COSMOLOGY AND THE EARLY UNIVERSE

[Note: these notes and the lectures cover chapters 26 and 27 together, with topics discussed in a somewhat different order than in the textbook. References to textbook sections and pages and figures are given below. These notes will be of most benefit if you have already read chapters 26 and 27. This material is probably the most difficult, and also the most interesting, of the entire course, so you will have to read very carefully. Because of the amount and difficulty of the material, I will not test you on the “Discovery” or “More Precisely” sections of your text, but I suggest that you read them anyway.]

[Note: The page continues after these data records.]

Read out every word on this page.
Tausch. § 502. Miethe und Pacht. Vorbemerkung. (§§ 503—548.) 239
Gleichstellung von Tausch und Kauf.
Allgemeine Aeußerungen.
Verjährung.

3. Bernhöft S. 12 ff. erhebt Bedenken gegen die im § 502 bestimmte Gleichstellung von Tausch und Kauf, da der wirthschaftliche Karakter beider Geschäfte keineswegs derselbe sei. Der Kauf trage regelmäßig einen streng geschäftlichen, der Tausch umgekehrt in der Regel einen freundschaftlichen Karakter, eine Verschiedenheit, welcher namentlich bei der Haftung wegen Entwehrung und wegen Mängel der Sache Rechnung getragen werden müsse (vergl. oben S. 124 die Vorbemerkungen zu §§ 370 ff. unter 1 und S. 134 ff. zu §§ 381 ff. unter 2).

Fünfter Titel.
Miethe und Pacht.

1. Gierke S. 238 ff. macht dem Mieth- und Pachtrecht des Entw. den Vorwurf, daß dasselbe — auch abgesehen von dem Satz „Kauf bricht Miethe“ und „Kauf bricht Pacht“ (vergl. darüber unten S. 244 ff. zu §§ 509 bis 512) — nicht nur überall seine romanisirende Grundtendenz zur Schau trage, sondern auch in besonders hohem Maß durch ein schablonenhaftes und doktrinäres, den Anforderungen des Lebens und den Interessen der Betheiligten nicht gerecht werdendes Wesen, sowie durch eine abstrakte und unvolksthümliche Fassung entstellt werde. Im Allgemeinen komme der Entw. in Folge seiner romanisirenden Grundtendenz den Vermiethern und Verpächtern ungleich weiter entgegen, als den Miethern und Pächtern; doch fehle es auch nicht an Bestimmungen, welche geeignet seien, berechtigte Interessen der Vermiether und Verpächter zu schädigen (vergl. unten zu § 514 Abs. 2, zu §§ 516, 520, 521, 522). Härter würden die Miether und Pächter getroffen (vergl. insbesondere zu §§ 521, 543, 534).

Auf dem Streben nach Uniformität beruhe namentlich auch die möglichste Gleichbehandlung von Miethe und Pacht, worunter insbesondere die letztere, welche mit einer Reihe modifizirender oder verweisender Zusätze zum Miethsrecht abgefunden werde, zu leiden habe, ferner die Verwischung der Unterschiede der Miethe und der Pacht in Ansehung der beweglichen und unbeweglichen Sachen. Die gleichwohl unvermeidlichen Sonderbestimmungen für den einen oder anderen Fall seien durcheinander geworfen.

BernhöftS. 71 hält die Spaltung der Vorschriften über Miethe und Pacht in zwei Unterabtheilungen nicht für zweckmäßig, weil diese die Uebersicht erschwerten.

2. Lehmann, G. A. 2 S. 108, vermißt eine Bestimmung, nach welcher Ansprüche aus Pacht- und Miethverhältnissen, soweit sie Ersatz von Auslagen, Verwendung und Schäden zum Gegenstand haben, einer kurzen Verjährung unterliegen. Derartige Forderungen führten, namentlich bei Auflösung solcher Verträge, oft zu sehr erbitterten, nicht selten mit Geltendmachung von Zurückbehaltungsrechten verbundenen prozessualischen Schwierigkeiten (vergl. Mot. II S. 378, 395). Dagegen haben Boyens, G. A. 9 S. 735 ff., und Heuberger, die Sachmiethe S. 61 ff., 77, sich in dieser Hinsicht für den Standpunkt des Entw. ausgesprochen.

The diagram below illustrates what we will be interested in from an observational point of view—we want to see the universe in the distant past by looking far away. At first we only want to observe more and more distant galaxies (to get the “Hubble constant”), count up all the matter we can see (and can’t) see in order to find what kind of space-time we live in, but we end by probing times when the universe was only 100,000 yr old (the cosmic background radiation), and even a few minutes old (the formation of deuterium and helium, whose abundance can’t be explained by formation in stars). Then (ch. 27) we try to go back to extremely small times, finding that the spacetime of the universe probably underwent a fantastic but theoretically sound “inflation” when it was only a tiny fraction of a second old. Finally, as we try to understand the stages of the universe that are inaccessible to present-day physics (quantum-gravity), we will enounter strong suggestions that a viable theory may be one in which the universe has many more dimensions than three, and even more speculative things.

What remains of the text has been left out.